In the 2014-15 school years the PARCC assessments will replace the current state exams – if the state chooses to adopt the exams. The PARCC assessments mean a sharp expansion of the number of tests with a number of interim assessments and the expansion of testing into the 11th grade. The item and task prototypes that PARCC had made available are far more difficult than the current tests.

At the March 11th Regents meeting Kristen Huff, a Regents Research Fund Fellow presented an update on the tests to be administered in April – Pearson-designed along with the State Ed staff. The power point here is a must read!

After the tests are scored the computers will spin and a group of human beings will determine a “base line” and “cut scores.”

The SED power point warns, and reassures,

We anticipate lower percentages of students who will score at or above grade level … we expect that the State-provided growth score will result in similar proportions of educators earning each rating category in 2012-13 compared to 2011-12.

So, I feel unprepared, my students are unprepared, not to worry we’re going to….. what is the State going to do? Set lower cut scores? Jiggle the numbers? Or just mouthing platitudes?

A Regents member explained to reporters

“We’ve changed the curriculum because we believe that’s what is necessary to get to the standards we want to achieve,” Regent James Tallon Jr. said. “We have got to say to people take year one with a grain of salt.”

Principals and teachers ask: If we have to take year one test scores “with a grain of salt,” why are the scores still high stakes? Principals and teachers can still face harsh discipline as a result of year one scores.

Some districts have plenty of dollars to buy Common Core compliant books, provide in depth professional development while others can barely pay their electric and heating bills. The EngageNY website has a plethora of information – great – are teachers on their own? What is the responsibility of the school district? the principal?

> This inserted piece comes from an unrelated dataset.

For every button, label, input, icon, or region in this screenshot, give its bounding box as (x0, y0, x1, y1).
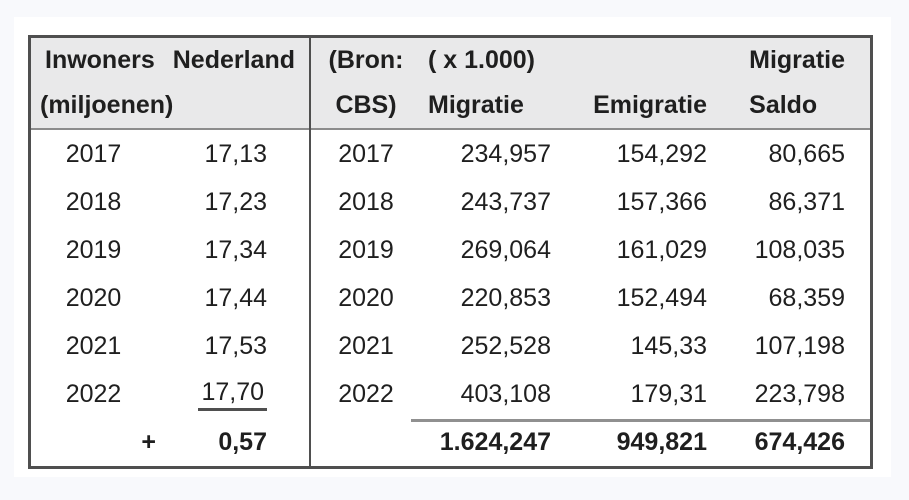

The education side of the New York City Department of Education is scrambling to provide supports for principals and teachers, unfortunately the political side of the Department continues to close schools, alienating parents and teachers.

The bipolar Department of Education should be asking the union to partner in providing high quality professional development – unfortunately the reputation of the Department is sullied by the ceaseless school closings.

For teachers the new teacher evaluation plan (APPR), the Common Core and the new testing regimen look like a tsunami – and the more the State and the Department say, “not to we worry,” we worry.